İSLAM SERVETİN BİRİKTİRİLMESİNİ İSTEMEZ

Mümin serveti Allah tarafından verilmiş emanet der, serveti artıkça haşyeti artar. Artan o serveti hafifletmek ister. Layık yeri arar bulur ve paylaşır.

İslam, servet temerküzünden şiddetle kaçınır ve serveti daima dolaşıma sokmaya çalışır. Onu tedavüle çıkması gereken bir emanet olarak görür. 

“Allah, servetin (sırf) zengin sınıflarınız arasında dolaşan bir güç ve iktidar aracına dönüşmesini istemez (Haşr 59/7).” Damarlarda akan kan gibi dolaşımda olsun,  hayat taşısın ister. Servet statik olunca damar tıkanır ve uzuv kangren olur

Bunun için faiz haram, zekât farz kılınmıştır.

 

İSLAM EKONOMİDE TARAFTIR

 

 

Emekten yana, haksız ve emeksiz kazancın karşısında, paylaşmadan yana ve üretimden yana taraftır İslam.
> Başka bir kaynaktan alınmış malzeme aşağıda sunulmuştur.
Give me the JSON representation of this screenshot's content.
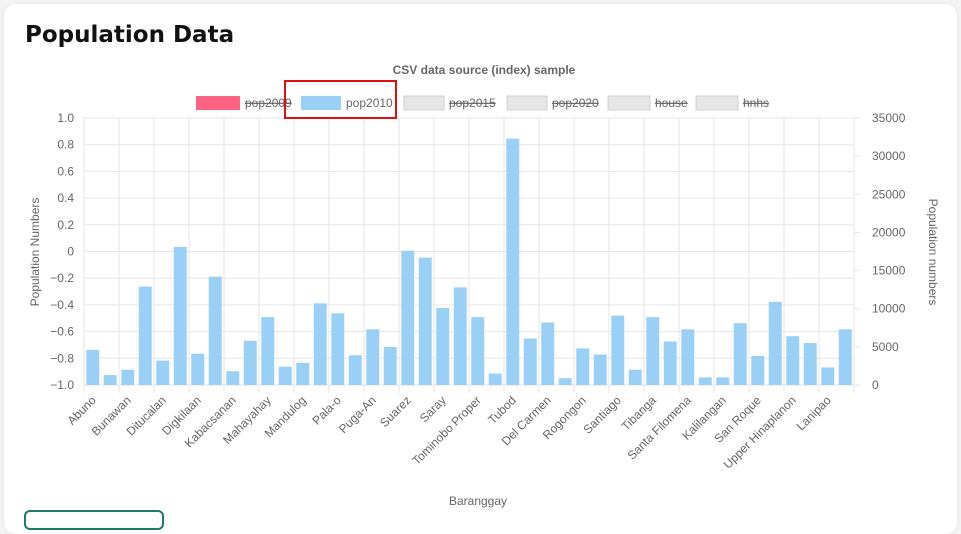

“El Kasibu Habibullah” Kazanan Allah’ın Sevgilisidir (Hadis). Kazanç üretimden geldiğinden, üreten Allah’ın sevgilisi olmaktadır.

 

İNFAK NEDİR?

 

İnfak, paylaşmaktır, İnfak, kişinin Allah’ı kazancına ortak etmesidir.

Kullukta yücelmenin iki kanadı vardır; Allah’a uzanan kanat namaz, kula uzanan kanat infak. Ancak böyle uçulur.

İnfak nifakı yok eder. İnfak imkânla değil, imanla alakalıdır

Kapitalizmde açlık evrenseldir, ihtiyaç sınırsızdır. İslam’da ise rızk evrenseldir. Herkesin rızkı yeryüzüne inmiştir. Açlık varsa o dünyada adalet yoktur.

Birinin fazlası diğerinin eksiğidir.

İnfak ahlakı yoksa vermek ezmektir. Mümin; “el kârda gönül yarda”, “Ya Rab! Elimizde çok eyle, gönlümüzde yok eyle!” diyendir.

 

İnfak adabı:

 

İnfakın adabı Allah için verdiğini çok görmemek, eksik vermemek ve başa kakmamaktır.

Mümin, bollukta da darlıkta da infak eder, sevdiğinden verir, gizlice de açıktan da verir.

Özetle infak: “Bir güzelin bir güzeli en güzel adına diğer güzellerle paylaşmaktır.”

 

ZEKÂT NEDİR, ÖLÇÜSÜ NE KADAR OLMALIDIR?

 

Zekât artarak temizlenmektir. Zekât ağacı budamaktır; budayınca hacmi azalır ama meyvesi çoğalır.

Halen zekât kardan veriliyor. Hâlbuki maldan verilmesi lazımdır.

1/40 nispeti zekât değildir, cimriliktir, züğürt işidir.

Zekât, ihtiyaçtan fazlasını vermektir, paylaşmaktır.  

 

ALLAH İÇİN VERİNCE AZALMAZ, ALLAH BİR ŞEYİ İSTİYORSA ALMAK İÇİN DEĞİL, VERMEK İÇİN İSTER

 

Servete sahip olanalar servetin gerçek sahibinin Allah olduğunu bilenlerdir. Onlar zekâtı, servete sahip olmanın bir yöntemi olarak verirler.

Verdiğim benimdir derler ve verirler; verdiklerinde sahip olurlar.

İnfak edince azalacağını zannetmeyiniz. “Karz-ı Hasen” Allah’a verilen güzel bir borçtur; sen kulca verirsin, O Allah’ça öder.

Allah yolunda harcamak, eksiltmek değil çoğaltmaktır.

Kur'an infaktan o kadar çok söz eder ki, "vahiy insana Allah yoluna vermeyi öğretmek için gelmiştir" dense yeridir.

 

BEREKET KAVRAMINI UNUTTUK

 

İnfak berekete açılan kapıdır. Sahip olunan malı ancak Allah mübarek (bereketli) kılar.

Seni sınırsızca övüyor ve çok seviyoruz Allah’ım.